Ugo M. Tassinari,
“Napolitano il capo della banda”, Edizioni Sì, Cesena.
Recensione a cura di: DAVIDE GONZAGA
“(...) vi è solo
biografia. Ogni uomo deve riconoscere l'intero suo compito”.
F. Nietzsche,
“Frammenti postumi”.
Il peggiore.
Così doveva
intitolarsi l'agile, puntuta e irriverente biografia di Giorgio
Napolitano del vulcanico Ugo M. Tassinari.
Per evitare
sovrapposizioni, però, con il “peggiore” di recente conio
travagliesco per Massimo D'Alema l'editore ha deciso di optare per il
comunque efficace “Capo della banda”.
A pagina quattro del
libro, pubblicato dalle Edizioni Sì di Cesena, Tassinari scrive:”Se
la classe politica italiana è in effetti corrotta e imbelle, Giorgio
Napolitano ne è l'esponente più autorevole e rappresentativo”.
Parole forti che
aprono squarci interpretativi che si snodano nelle pagine di questa
biografia dal forte sapore giornalistico, ma con giudizi che, a mio
avviso, non stenteranno a entrare, confermate, nei “veri” libri
di storia.
Il libro consta di un
centinaio di pagine con un ritmo serrato e cinematografiamente molto
dinamico.
Si apre con un
ricordo personale dell'autore.
Settembre 1973. Il
giovane compagno Tassinari baldanzoso e pieno di belle speranze parte
da Napoli per andare alla Festa Nazionale dell'Unità di Milano. Tra
peripezie di ogni genere, complice una micro epidemia di colera, il
futuro blogger trascorre addirittura alcuni notti in Stazione
Centrale prima di riprendere la strada di casa. Dall'altra parte del
mondo, intanto, per la precisione in Cile gli aerei di Pinochet
bombardano il palazzo della Moncada per destituire Allende.
Dopo qualche giorno
alla Chiaia Posillipo, la sezione del Pci più chic di Napoli, arriva
Giorgio Napolitano.
Il responsabile
culturale del Partito arriva per dettare la linea ufficiale del
Partito.
Il gelido, affilato,
raffinato ragionare del futuro Presidente. In quella circostanza,
chiosa l'autore, Napolitano:”(...) infrange le mie velleità
politiche e mi consegna a una lunga pratica ribellistica”.
Napolitano, oggi, ci
racconta Tassinari, è lo stesso di quarant'anni fa: l'idea di un
potere immobile che trasforma la mummia di sè nel corpo del potere.
Tassinari nei
capitoli che seguono ripercorre la vicenda biografica di Napolitano
confutando dicerie (la parentela con l'ultimo Re d'Italia),
introducendo dubbi (la presunta affiliazione con le logge massoniche)

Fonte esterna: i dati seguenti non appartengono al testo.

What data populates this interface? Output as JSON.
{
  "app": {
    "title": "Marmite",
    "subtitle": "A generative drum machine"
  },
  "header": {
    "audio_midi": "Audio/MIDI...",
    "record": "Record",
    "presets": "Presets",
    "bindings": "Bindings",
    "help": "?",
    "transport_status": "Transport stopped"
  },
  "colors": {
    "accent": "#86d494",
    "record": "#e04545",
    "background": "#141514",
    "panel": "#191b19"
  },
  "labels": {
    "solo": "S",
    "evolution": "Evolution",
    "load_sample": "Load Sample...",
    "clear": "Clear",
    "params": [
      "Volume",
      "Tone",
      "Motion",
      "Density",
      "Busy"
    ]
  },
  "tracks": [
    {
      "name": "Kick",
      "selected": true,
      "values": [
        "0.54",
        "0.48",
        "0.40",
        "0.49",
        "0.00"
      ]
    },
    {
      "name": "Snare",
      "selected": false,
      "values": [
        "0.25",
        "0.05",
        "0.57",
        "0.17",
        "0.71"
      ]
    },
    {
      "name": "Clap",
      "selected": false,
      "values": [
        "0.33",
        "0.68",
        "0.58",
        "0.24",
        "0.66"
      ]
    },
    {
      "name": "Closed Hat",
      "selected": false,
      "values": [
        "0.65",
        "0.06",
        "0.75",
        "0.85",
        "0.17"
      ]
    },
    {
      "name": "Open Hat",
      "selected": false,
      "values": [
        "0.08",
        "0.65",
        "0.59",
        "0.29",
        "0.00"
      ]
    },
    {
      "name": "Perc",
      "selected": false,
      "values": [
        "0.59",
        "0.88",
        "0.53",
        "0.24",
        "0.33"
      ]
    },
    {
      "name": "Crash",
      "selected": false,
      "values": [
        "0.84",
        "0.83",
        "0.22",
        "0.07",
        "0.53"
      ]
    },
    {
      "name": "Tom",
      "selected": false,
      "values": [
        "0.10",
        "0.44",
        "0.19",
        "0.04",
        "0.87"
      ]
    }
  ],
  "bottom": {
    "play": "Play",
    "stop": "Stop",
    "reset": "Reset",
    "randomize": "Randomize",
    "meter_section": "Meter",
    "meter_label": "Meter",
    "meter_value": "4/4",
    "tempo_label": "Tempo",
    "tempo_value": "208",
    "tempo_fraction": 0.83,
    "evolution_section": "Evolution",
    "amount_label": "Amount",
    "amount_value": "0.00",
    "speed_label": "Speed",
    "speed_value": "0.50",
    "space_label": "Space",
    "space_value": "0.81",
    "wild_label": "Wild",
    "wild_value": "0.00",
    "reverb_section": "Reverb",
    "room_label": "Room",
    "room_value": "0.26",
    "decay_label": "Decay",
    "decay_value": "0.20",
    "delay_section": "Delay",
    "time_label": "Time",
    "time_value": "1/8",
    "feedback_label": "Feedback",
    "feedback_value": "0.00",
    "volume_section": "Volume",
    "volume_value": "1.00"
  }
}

e inserendo la figura del Presidente della Repubblica nel contesto
del Nuovo Ordine Mondiale.
Scorrono in queste
pagine le figure dei Presidenti che lo hanno preceduto, vengono
analizzati i meccanismi elettivi, le diverse circostanze politiche
interne e internazionali, come pure le pressioni di lobby e apparati
di potere più o meno torbidi.
Ciò che emerge è un
quadro complesso che il lettore può cogliere e imprimere nella sua
memoria.
Ad accompagnarne le
analisi di Tassinari alcuni compagni di viaggio di formazione e
collocazione eterogenea: nel capitolo intitolato “Il riformista”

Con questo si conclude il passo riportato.